Overview
This lecture covers how to find horizontal, vertical, and slant (oblique) asymptotes for rational functions, with step-by-step examples including analysis of graph behavior, domain, and range.
Vertical Asymptotes
- Set the denominator equal to zero and solve for ( x ) to find vertical asymptotes.
- The value(s) where the denominator is zero (and not canceled by the numerator) is the vertical asymptote.
Horizontal Asymptotes
- Compare degrees of numerator and denominator:
- If denominator degree > numerator (bottom heavy), horizontal asymptote is ( y = 0 ).
- If degrees are equal, horizontal asymptote is ratio of leading coefficients.
- If numerator degree > denominator (top heavy), there is no horizontal asymptote.
Slant (Oblique) Asymptotes
- Occur when numerator degree is exactly one more than denominator.
- Use long division; slant asymptote is the linear quotient (ignore remainder).
Holes (Point Discontinuities)
- If a factor cancels in numerator and denominator, the corresponding ( x )-value is a hole.
- To find hole’s ( y )-coordinate, substitute ( x ) into the simplified function.
Domain and Range
- Domain excludes vertical asymptote(s) and ( x )-values of holes.
- Range excludes horizontal asymptote(s) and hole’s ( y )-value(s).
Example Summaries
Example 1: ( y = \frac{1}{x-3} )
- Vertical asymptote: ( x = 3 ).
- Horizontal asymptote: ( y = 0 ).
- Domain: ( (-\infty, 3) \cup (3, \infty) ).

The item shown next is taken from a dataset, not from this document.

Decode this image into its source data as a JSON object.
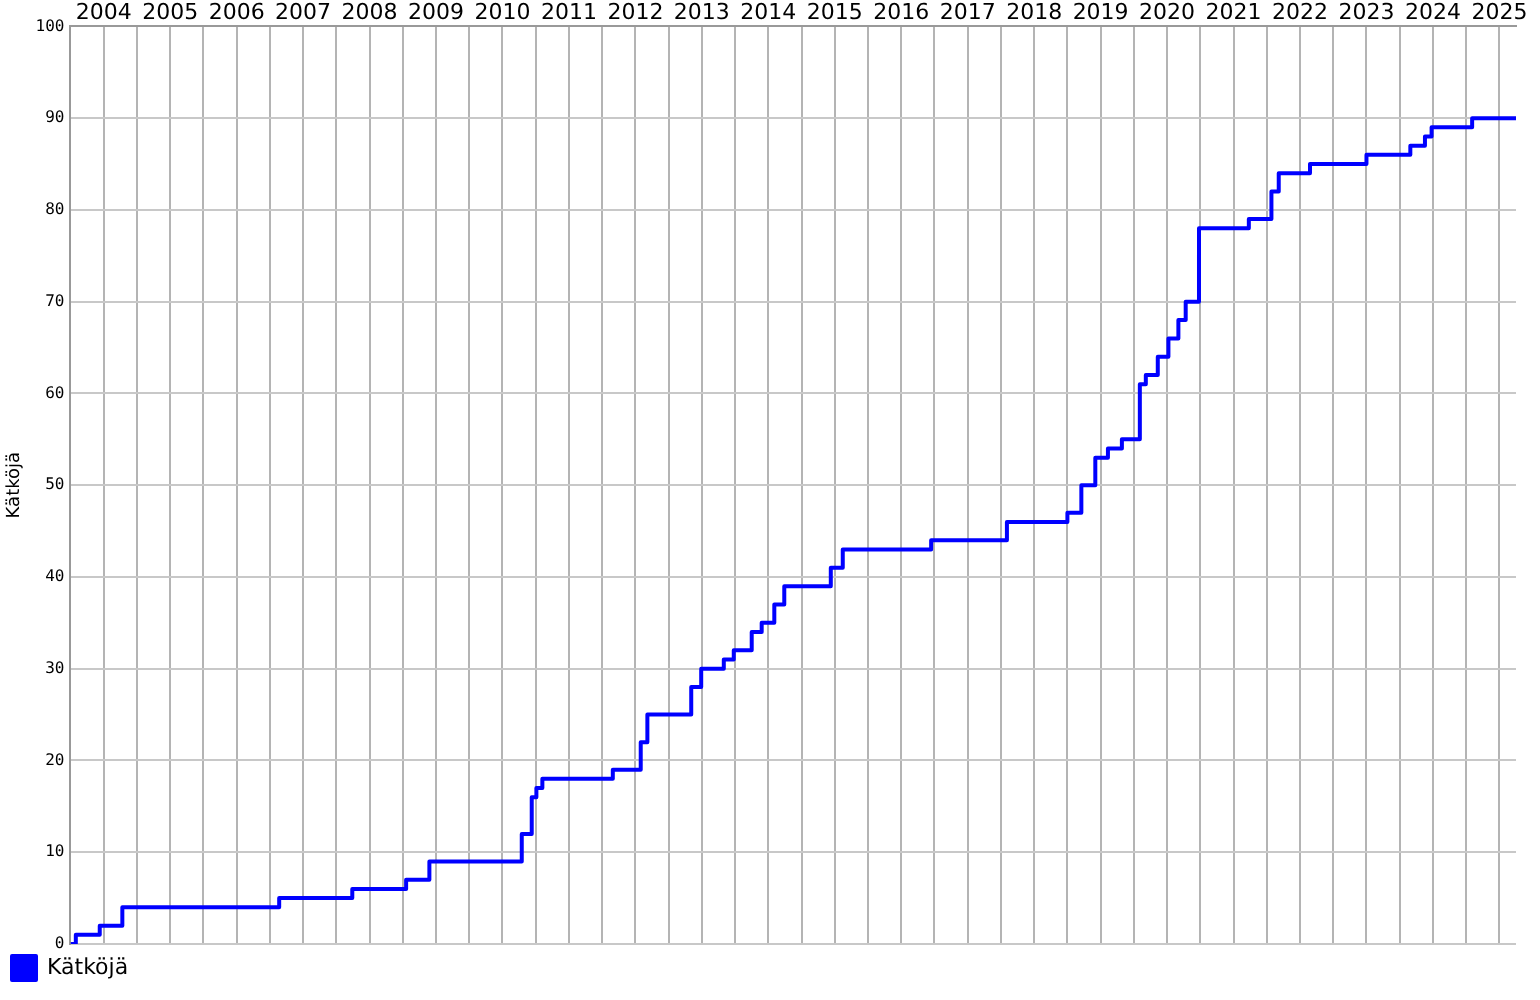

- Range: ( (-\infty, 0) \cup (0, \infty) ).
Example 2: ( y = \frac{1}{x+2} + 7 )
- Vertical asymptote: ( x = -2 ).
- Horizontal asymptote: ( y = 7 ).
- Domain: ( (-\infty, -2) \cup (-2, \infty) ).
- Range: ( (-\infty, 7) \cup (7, \infty) ).
Example 3: ( y = \frac{6x-18}{2x+4} )
- Vertical asymptote: ( x = -2 ).
- Horizontal asymptote: ( y = 3 ).
- X-intercept: ( x = 3 ).
- Y-intercept: ( y = -4.5 ).
- Domain: ( (-\infty, -2) \cup (-2, \infty) ).
- Range: ( (-\infty, 3) \cup (3, \infty) ).
Example 4: ( y = \frac{2x^2 - 3x - 2}{x^2 + x - 6} )
- Factor to find vertical asymptote(s) and hole(s).
- Vertical asymptote: ( x = -3 ).
- Hole at ( x = 2 ), ( y = 1 ).
- Horizontal asymptote: ( y = 2 ).
- Domain: ( (-\infty, -3) \cup (-3, 2) \cup (2, \infty) ).
- Range: ( (-\infty, 1) \cup (1, 2) \cup (2, \infty) ).
Example 5: ( y = \frac{2x^2-x+1}{x-2} )
- Vertical asymptote: ( x = 2 ).
- No horizontal asymptote (numerator degree > denominator).
- Slant asymptote: ( y = 2x + 3 ).
Key Terms & Definitions
- Rational Function — A function of the form ( \frac{P(x)}{Q(x)} ) where ( P ) and ( Q ) are polynomials.
- Vertical Asymptote — Vertical line ( x = a ) where function approaches infinity.
- Horizontal Asymptote — Horizontal line ( y = b ) showing end behavior as ( x \to \pm\infty ).
- Slant/Oblique Asymptote — A non-horizontal asymptote occurring when the numerator's degree is one higher than the denominator’s.
- Hole (Point Discontinuity) — A point where both numerator and denominator are zero at the same ( x )-value after factoring.
Action Items / Next Steps
- Practice factoring rational functions and identifying all asymptotes and holes.
- Graph several rational functions, marking asymptotes, holes, and intercepts.
- Review polynomial long division for finding slant asymptotes.